Finding materials exactly appropriate for making anything of any kind is a bit more difficult in small towns than in larger cities. Anyway, sometimes necessity really is the mother of at least something close to invention. The tethers below make use of dress shoe shoe laces and electric clamp-on spade lugs butchered a bit. I have used a shoelace like this for several years with my cellphone. Cord was still good, but my twisted wire and shrink insulation was getting a bit ragged. Both that tether or cord and the one I made for the Nikon in a previous post were both also just a bit short. The images below give an idea of what resulted.

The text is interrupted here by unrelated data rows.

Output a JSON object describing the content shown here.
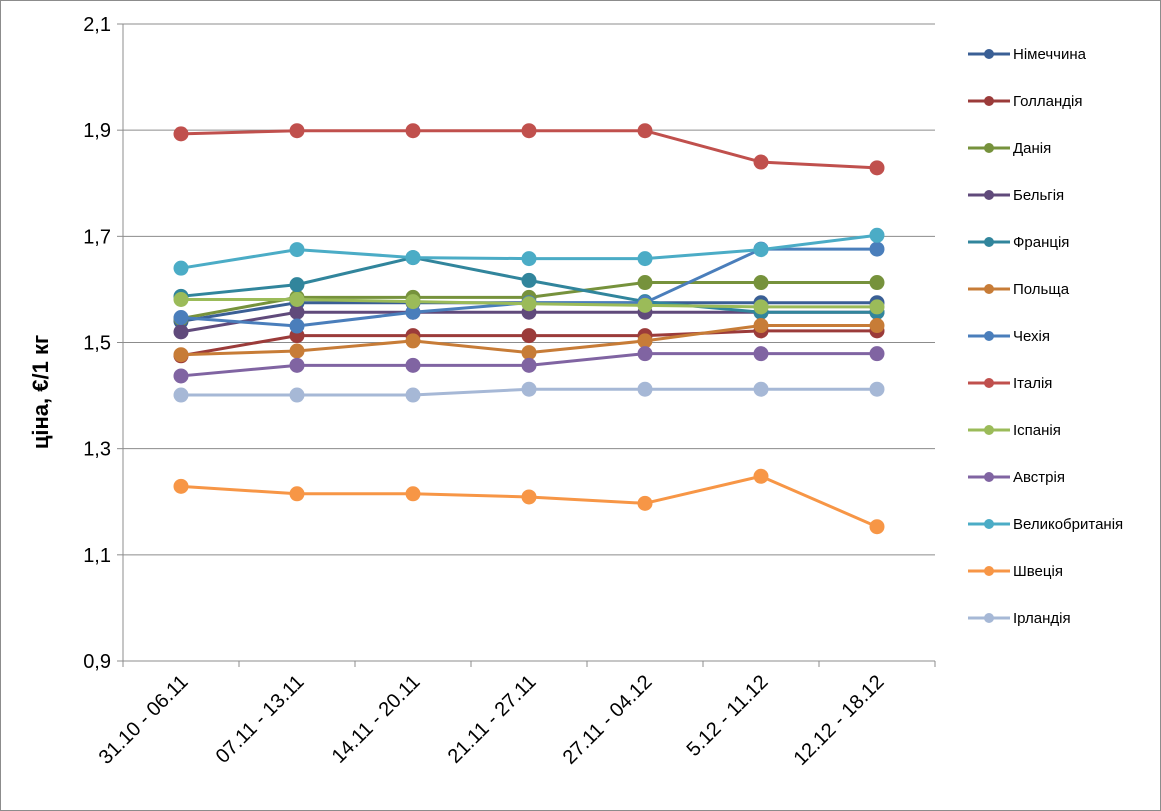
{
  "chart_data": {
    "type": "line",
    "title": "",
    "xlabel": "",
    "ylabel": "ціна, €/1 кг",
    "ylim": [
      0.9,
      2.1
    ],
    "yticks": [
      "0,9",
      "1,1",
      "1,3",
      "1,5",
      "1,7",
      "1,9",
      "2,1"
    ],
    "grid": true,
    "legend_position": "right",
    "categories": [
      "31.10 - 06.11",
      "07.11 - 13.11",
      "14.11 - 20.11",
      "21.11 - 27.11",
      "27.11 - 04.12",
      "5.12 - 11.12",
      "12.12 - 18.12"
    ],
    "series": [
      {
        "name": "Німеччина",
        "color": "#3a5f95",
        "values": [
          1.54,
          1.575,
          1.575,
          1.575,
          1.575,
          1.575,
          1.575
        ]
      },
      {
        "name": "Голландія",
        "color": "#9b3b3a",
        "values": [
          1.475,
          1.513,
          1.513,
          1.513,
          1.513,
          1.522,
          1.522
        ]
      },
      {
        "name": "Данія",
        "color": "#76923c",
        "values": [
          1.545,
          1.585,
          1.585,
          1.585,
          1.613,
          1.613,
          1.613
        ]
      },
      {
        "name": "Бельгія",
        "color": "#604a7b",
        "values": [
          1.52,
          1.557,
          1.557,
          1.557,
          1.557,
          1.557,
          1.557
        ]
      },
      {
        "name": "Франція",
        "color": "#31859c",
        "values": [
          1.587,
          1.609,
          1.66,
          1.617,
          1.577,
          1.557,
          1.557
        ]
      },
      {
        "name": "Польща",
        "color": "#c77c37",
        "values": [
          1.477,
          1.484,
          1.503,
          1.481,
          1.503,
          1.532,
          1.532
        ]
      },
      {
        "name": "Чехія",
        "color": "#4a7ebb",
        "values": [
          1.547,
          1.531,
          1.557,
          1.575,
          1.575,
          1.676,
          1.676
        ]
      },
      {
        "name": "Італія",
        "color": "#c0504d",
        "values": [
          1.893,
          1.899,
          1.899,
          1.899,
          1.899,
          1.84,
          1.829
        ]
      },
      {
        "name": "Іспанія",
        "color": "#9bbb59",
        "values": [
          1.581,
          1.581,
          1.577,
          1.573,
          1.57,
          1.567,
          1.567
        ]
      },
      {
        "name": "Австрія",
        "color": "#8064a2",
        "values": [
          1.437,
          1.457,
          1.457,
          1.457,
          1.479,
          1.479,
          1.479
        ]
      },
      {
        "name": "Великобританія",
        "color": "#4bacc6",
        "values": [
          1.64,
          1.675,
          1.66,
          1.658,
          1.658,
          1.675,
          1.702
        ]
      },
      {
        "name": "Швеція",
        "color": "#f79646",
        "values": [
          1.229,
          1.215,
          1.215,
          1.209,
          1.197,
          1.248,
          1.153
        ]
      },
      {
        "name": "Ірландія",
        "color": "#a6b8d6",
        "values": [
          1.401,
          1.401,
          1.401,
          1.412,
          1.412,
          1.412,
          1.412
        ]
      }
    ]
  }
}
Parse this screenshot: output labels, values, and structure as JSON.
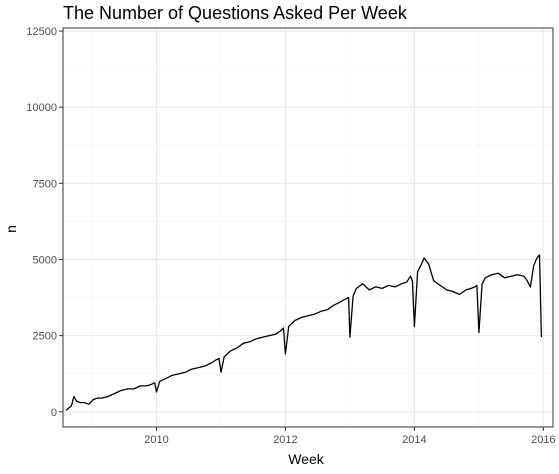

I cut the clamp part of the spade lugs off and opened them a bit with a knife to get the doubled shoelace into them. The crimp part of the lug had to be filed a bit to get rid of jagged edges. Then once lace was in the crimp ends, the were crimped and squeezed with a plier. I tested these by pulling hard on them, but they seemed to hold well. This all wasted some time, and I am sure could have been done for less cost were such crimp ends were available for cords and string. Anyway, it seems so far to have worked and is at least a bit neat in appearance at least. I put the lace end through the hole I had made previously in the lenscap with a 1/16 inch drill bit. It had to be enlarged slightly. Once through the hole, I cut the plastic end off the lace and tied a knot in the cord so it could not pull out of the lens cap. Pays to do some measuring with cheap string before cutting up a shoelace.
The crimped metal was also from an electrical spade lug. The clip is from an old ID name tag. One like this clipped to my shirt collar has prevented this phone from being dumped out of my shirt pocket and nto waste oil and toilet water more than once.
I hope you can find easier solutions than these, but if you can't, I hope these gizmo how-to methods can be useful to you.